Sharon Jones & The Dap-Kings: I Learned The Hard Way (Daptone) It would've been difficult to believe a few years back that Sharon Jones & The Dap Kings and their religious stylistic recreations of the glory days of '60s soul and R&B would one day be at the commercial forefront of music, but the acclaim is growing by the day, and I Learned The Hard Way will likely be a hit. It doesn't hurt that the eight-piece Dap Kings are a terrific band, nor that Jones is an appealing, highly believable vocalist. Plus, everything else is boring, so, like why not? As the great philosopher William Preston once asked, "Will it go round in circles?" Later, he'd get a hamburger!
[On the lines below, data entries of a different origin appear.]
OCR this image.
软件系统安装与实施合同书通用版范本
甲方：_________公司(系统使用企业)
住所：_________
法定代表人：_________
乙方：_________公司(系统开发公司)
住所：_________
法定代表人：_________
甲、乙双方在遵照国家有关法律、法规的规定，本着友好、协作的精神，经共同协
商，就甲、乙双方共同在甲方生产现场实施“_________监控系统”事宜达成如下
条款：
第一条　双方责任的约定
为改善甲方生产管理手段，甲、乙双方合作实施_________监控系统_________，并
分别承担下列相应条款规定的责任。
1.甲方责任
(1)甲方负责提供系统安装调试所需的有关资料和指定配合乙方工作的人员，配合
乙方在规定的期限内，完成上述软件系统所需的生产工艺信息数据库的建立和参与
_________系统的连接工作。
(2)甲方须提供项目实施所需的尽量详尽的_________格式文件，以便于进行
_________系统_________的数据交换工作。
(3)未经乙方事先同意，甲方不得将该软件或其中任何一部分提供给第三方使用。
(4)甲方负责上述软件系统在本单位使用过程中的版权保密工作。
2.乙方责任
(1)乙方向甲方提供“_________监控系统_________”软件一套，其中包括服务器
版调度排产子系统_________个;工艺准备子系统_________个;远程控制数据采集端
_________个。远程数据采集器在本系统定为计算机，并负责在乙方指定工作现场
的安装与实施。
Jakob Dylan: Women & Country (Columbia) An interesting second album for Jakob Dylan--son of Bob, former Wallflower, and a talented hat-wearing songwriter himself! The new set--much less barebones than its predecessor Seeing Things--is sympathetically produced by T Bone Burnett and worthy of your attention if only for discerning precisely which woman and which country young Mr. Dylan is singing about! After an initial listen, I'm guessing the women are either Elly May Clampett or Courtney Love--but I'm positive the country is Bolivia! Find out for yourself!
Codeine Velvet Club: Codeine Velvet Club (Dangerbird) There's always a danger when a member of a popular band wanders off to do "a solo project" that if the project takes off commercially, the original band might be left hanging in the wind, broke, penniless and wondering what they did to deserve such a fate! At least theoretically, that is, because there are no recorded instances of that actually happening! But in this case, Jon Lawler, member of the Fratellis, has formed a group with Lou Hickey called the Codeine Velvet Club, and they are quite good, deliberately '60s evocative, and to my ears, considerably better than the Fratellis themselves! Check out tracks such as "Vanity Kills" and "Hollywood" and see if you don't agree! Everybody should do a solo project!
BoDeans: Mr. Sad Clown (429) They've got quite a history behind them, and Kurt Neumann and Sammy Llanas have had their name on several excellent albums as the BoDeans--particularly their 1986 debut Love & Hope & Sex & Dreams, which I just played a month or so ago! Unfortunately, whatever made the BoDeans special back in the mid-'80s isn't quite so discernible 25 years later with Mr. Sad Clown! Of course, back then I could hear in my right ear, days were exciting and nights even more so, and the guy who invented the internet kept leaving messages on my answering machine! Dope!
Dr. Dog: Shame, Shame (Anti-) A fabulous band now no longer allowed in the living room after the mess they made on the carpet! Larry & the Robots would have been such a better name!